The scriptures reveal that the faith of Abraham was dependent on his knowledge of God. Since Abraham had a relationship with God, he knew who God was. Since Abraham had a relationship with God, he knew that God was almighty. Since Abraham had a relationship with God, he knew that God was faithful. Since Abraham had a relationship with God, Abraham was able to recognize the power and faithfulness of God in his life. Since Abraham recognized the power and faithfulness of God in his life in the past, Abraham trusted that God wouldn't change and would continue to demonstrate His power and faithfulness in the future. Abraham's understanding of God in his past caused Abraham to be confident in God concerning an uncertain future. Therefore, Abraham was able to speak confidently that he and Isaac would return back.

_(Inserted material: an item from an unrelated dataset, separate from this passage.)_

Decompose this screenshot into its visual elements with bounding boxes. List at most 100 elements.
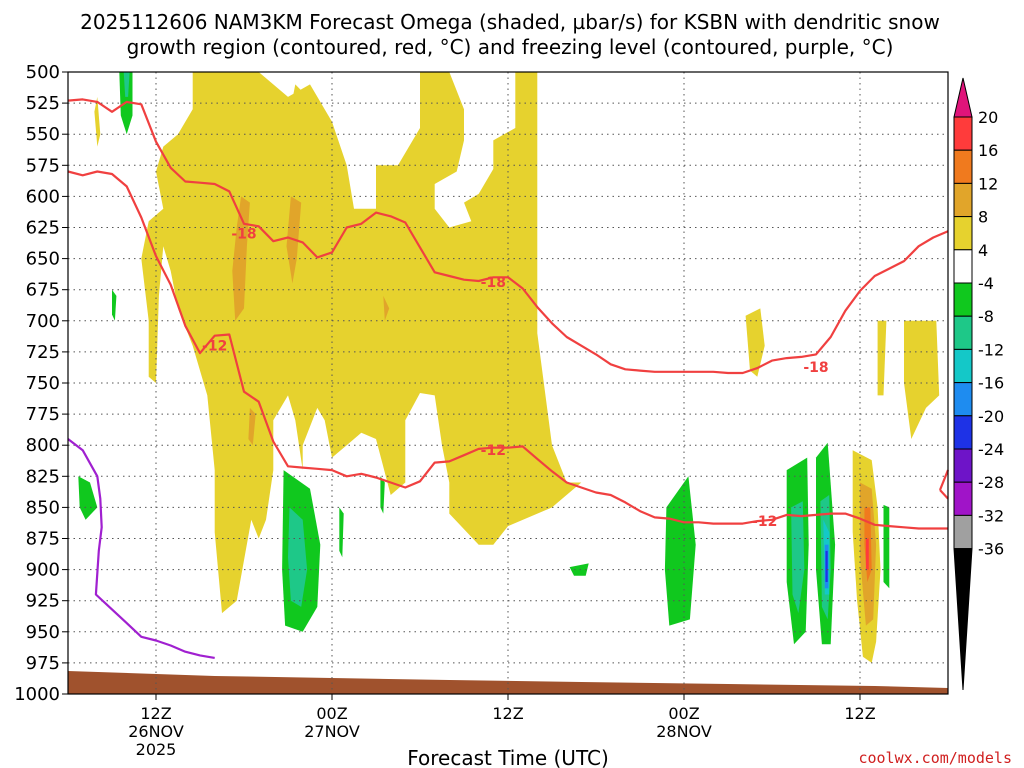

The Bible teaches that "faith comes by hearing and hearing by the Word of God (Romans 10:17)." The scriptures show that Abraham was able to hear the Word of God. Therefore, Abraham was able to have faith. Today the Word of God is presented in perfect form in the Bible. Hence, faith is developed in one's willingness to seek God's Word in the Bible. Then as one learns about how God is, then is willing to acknowledge the work of God in one's life, one is able to develop confidence in God's work in the future. One's knowledge of the character and nature of the Living God as described in the scriptures is directly related to the quality of one's faith. If a person is lacking in faith, that person is likely lacking in their relationship with God through the Word. If a person is strong in faith, that person is likely diligent in the Word, seeking to know God by it.
It is true that the faith of Abraham is monumentally intense and profound. There are not many people on the planet that have faith like Abraham demonstrated in Genesis chapter 22. Nevertheless, as one examines the testimony of Abraham, one should desire to have faith as he had - especially since God was so pleased with his faith as documented in Hebrews chapter 11. Therefore, if one desires to have faith like Abraham, and one desires to trust in the promises, power, and provision of God to the extent that Abraham did, one must seek to hear and know God by His Word.